Stille senkt sich auf die große Halle. Schlagartig wird uns beiden klar, dass wir damit nun endgültig Abschied nehmen müssen für eine lange Zeit. Ich kehre zurück in mein altes Leben in der Kate, mit den Kindern, mit der Armut, mit meinem bescheidenen Glück. Hannes bricht auf in ein ganz neues Leben. Er wird viel arbeiten, viel lernen und viel hin- und herreisen müssen in den nächsten Monaten. Hannes macht einen letzten Schritt auf mich zu und greift meine beiden Hände. Er öffnet den Mund ... und schließt ihn wieder. Uns beiden fehlen die Worte.
„Geh mit Gott, Anna! Und grüße die Kinder."
Dann ist es plötzlich, als wäre er ein anderer Mensch. Höflich legt er mir den Mantel von vorhin um die Schultern, reicht mir seinen Arm, führt mich aus dem Haus, hilft mir in die Kutsche, spricht kurz mit dem Mann auf dem Bock, verbeugt sich ehrfurchtsvoll vor mir – und schweigt. Der Kutscher, den Hannes vorhin Konrad genannt hat, schnalzt mit der Zunge, die Pferde setzen sich in Bewegung und ich muss mich sehr zusammenreißen, mich nicht nach Hannes umzudrehen und zu ihm zurückzustarren, bis ich ihn nicht mehr sehen kann. Bald schon sind wir aus der Stadt heraus Richtung Süden.
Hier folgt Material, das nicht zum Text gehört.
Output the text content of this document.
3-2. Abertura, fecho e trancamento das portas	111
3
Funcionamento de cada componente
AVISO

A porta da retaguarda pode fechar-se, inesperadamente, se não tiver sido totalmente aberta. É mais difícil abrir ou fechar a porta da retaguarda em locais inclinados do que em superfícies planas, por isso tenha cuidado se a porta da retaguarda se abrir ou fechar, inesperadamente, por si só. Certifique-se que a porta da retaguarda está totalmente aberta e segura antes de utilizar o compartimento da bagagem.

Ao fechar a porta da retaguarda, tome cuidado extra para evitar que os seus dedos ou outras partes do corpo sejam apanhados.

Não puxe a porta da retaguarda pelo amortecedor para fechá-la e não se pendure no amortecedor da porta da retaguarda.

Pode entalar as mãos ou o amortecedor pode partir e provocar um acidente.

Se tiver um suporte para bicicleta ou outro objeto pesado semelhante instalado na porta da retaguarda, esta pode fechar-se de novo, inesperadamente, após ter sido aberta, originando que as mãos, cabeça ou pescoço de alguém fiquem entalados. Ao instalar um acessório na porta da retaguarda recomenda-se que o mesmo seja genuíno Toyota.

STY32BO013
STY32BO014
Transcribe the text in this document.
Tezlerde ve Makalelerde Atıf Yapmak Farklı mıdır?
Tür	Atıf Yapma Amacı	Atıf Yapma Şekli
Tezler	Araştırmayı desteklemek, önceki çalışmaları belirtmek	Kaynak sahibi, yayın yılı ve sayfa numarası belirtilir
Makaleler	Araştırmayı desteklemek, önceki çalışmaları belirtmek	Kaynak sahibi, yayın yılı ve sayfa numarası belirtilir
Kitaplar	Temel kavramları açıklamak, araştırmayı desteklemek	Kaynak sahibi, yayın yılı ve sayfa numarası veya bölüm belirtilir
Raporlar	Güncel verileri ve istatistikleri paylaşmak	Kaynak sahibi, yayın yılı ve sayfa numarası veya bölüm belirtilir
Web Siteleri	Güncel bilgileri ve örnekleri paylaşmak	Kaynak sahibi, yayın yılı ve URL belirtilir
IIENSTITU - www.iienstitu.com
Tief in Gedanken sitze ich in der edlen Kutsche des Brudenhusen und lasse mich von Konrad nach Hause kutschieren. Die Wege sind nach der Frühjahrsschmelze wieder einigermaßen trocken, die zwei Pferde sind stark und ausgeruht, und so geht es gut vorwärts. In Rhumaspring lasse ich Konrad anhalten, damit ich mich gleich persönlich beim Bauern Freese und seiner Frau bedanken kann. Ohne ihre Geistesgegenwart wäre ich wahrscheinlich auf der Herfahrt vor drei Wochen erfroren.

Noch bevor ich den Schlag geöffnet habe, ist schon das Dorfvolk zusammengelaufen. In den letzten Jahren und besonders den letzten Wochen war alles, was reich aussah und aus Gieboldehusen kam, eher verdächtig bis gefährlich. Aber schnell erkennen sie mich und heißen mich willkommen. Frau Freese hat sogar Tränen der Erleichterung in den Augen, als ich ihr mit herzlichem Dank und tiefem Knicks ihre Tücher und Decken zurückgebe.
Ich bitte Bauer Freese, seinen Dorfvogt holen zu lassen, und lasse mich dann zu einem Plausch mit Frau Freese nieder. Sehr schnell ist der Vogt da und begrüßt mich. Ich berichte ihm nun, was sich in Gieboldehusen zugetragen hat, dass der Lehnsherr da ist, dass die beiden Tunichtgute verhaftet sind, dass nun alle Gefahr gebannt ist und der Lehnsherr sich Ende April oder Anfang Mai persönlich allen Menschen in seinem Lehen vorstellen wird. Ich sehe, wie ihm eine Last von den Schultern fällt. Die drei Vögte hatten viel Sorge auszuhalten in den letzten Wochen. Ich erkläre ihm also die Vorgänge der letzten vier Monate.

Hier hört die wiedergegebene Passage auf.